434 #define WRAPPER_ZC (NODE) (((struct tree_wrapper*)WRAPPER_CHECK (NODE))->z_c)
435
436 struct tree_wrapper GTY(()) in cp-tree.h
437 {
438 struct tree_common common;
439 struct z_candidate *z_c;
440 };
Then below function appends user_seq at the tail of std_seq , in which std_seq is the conversion sequence applied to the returned value and user_seq is a user-defined conversion sequence, beginning with a USER_CONV. Don’t confuse with the name of std_seq , it maybe a user-defined conversion sequence too.
2326 static tree
2327 merge_conversion_sequences (tree user_seq, tree std_seq) in call.c
2328 {
2329 tree *t;
2330
2331 my_friendly_assert (TREE_CODE (user_seq) == USER_CONV,
2332 20030306);
2333
2334 /* Find the end of the second conversion sequence. */
2335 t = &(std_seq);
2336 while (TREE_CODE (*t) != IDENTITY_CONV)

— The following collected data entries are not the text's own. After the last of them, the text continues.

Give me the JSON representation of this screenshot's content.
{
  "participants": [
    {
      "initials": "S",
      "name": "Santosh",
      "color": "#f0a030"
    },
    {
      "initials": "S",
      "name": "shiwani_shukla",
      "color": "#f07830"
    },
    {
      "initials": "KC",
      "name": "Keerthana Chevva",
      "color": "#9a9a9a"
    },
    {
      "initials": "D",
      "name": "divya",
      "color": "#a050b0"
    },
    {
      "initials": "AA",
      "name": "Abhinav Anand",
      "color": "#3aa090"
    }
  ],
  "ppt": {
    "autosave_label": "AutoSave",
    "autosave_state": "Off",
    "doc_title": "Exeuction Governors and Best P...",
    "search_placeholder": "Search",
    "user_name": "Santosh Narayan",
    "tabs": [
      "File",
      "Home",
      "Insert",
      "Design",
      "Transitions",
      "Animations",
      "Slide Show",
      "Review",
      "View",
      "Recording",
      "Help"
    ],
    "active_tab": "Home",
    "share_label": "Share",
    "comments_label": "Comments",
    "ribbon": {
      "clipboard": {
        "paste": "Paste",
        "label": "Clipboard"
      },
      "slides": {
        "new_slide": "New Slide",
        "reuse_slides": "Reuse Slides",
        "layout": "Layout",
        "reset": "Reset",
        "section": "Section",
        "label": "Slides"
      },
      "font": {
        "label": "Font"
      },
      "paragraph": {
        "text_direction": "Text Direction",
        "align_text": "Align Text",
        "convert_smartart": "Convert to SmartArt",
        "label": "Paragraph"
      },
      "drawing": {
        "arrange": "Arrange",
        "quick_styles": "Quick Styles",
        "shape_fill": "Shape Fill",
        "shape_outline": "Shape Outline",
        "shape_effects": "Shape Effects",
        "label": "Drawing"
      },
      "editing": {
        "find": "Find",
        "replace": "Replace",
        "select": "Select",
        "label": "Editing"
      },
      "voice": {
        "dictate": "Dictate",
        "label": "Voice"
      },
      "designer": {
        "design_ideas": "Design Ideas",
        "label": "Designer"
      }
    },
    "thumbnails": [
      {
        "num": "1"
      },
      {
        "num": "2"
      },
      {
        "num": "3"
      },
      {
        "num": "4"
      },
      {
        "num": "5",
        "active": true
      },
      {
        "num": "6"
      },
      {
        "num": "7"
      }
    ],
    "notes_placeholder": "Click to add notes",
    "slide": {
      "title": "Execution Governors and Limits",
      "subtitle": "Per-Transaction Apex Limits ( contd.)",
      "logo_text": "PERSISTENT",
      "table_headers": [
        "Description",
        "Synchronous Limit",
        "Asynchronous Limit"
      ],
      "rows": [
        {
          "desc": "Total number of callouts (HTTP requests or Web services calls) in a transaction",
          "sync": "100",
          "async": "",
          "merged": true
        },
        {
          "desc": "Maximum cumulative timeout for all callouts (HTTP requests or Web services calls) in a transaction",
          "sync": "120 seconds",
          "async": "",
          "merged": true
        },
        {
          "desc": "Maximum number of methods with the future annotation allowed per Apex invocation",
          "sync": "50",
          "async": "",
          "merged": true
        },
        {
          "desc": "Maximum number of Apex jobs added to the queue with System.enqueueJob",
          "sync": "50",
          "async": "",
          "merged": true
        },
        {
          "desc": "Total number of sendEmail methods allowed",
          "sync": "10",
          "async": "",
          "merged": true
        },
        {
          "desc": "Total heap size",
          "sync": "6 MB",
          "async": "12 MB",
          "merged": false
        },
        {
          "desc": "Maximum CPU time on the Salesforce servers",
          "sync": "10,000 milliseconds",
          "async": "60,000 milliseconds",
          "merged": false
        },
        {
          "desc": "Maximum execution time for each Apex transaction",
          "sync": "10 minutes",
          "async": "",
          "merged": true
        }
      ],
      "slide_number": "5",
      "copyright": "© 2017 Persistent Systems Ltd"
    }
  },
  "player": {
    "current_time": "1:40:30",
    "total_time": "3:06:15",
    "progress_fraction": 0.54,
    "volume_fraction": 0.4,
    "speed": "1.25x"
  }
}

2337 t = &TREE_OPERAND (*t, 0);
2338
2339 /* Replace the identity conversion with the user conversion
2340 sequence. */
2341 *t = user_seq;
2342
2343 /* The entire sequence is a user-conversion sequence. */
2344 ICS_USER_FLAG (std_seq) = 1;
2345
2346 return std_seq;
2347 }
When cand returned back to implicit_conversion , the function returns the second_conv slot of cand prepared above as the implicit conversion sequence (sequence for returned value first, followed by sequence for arguments).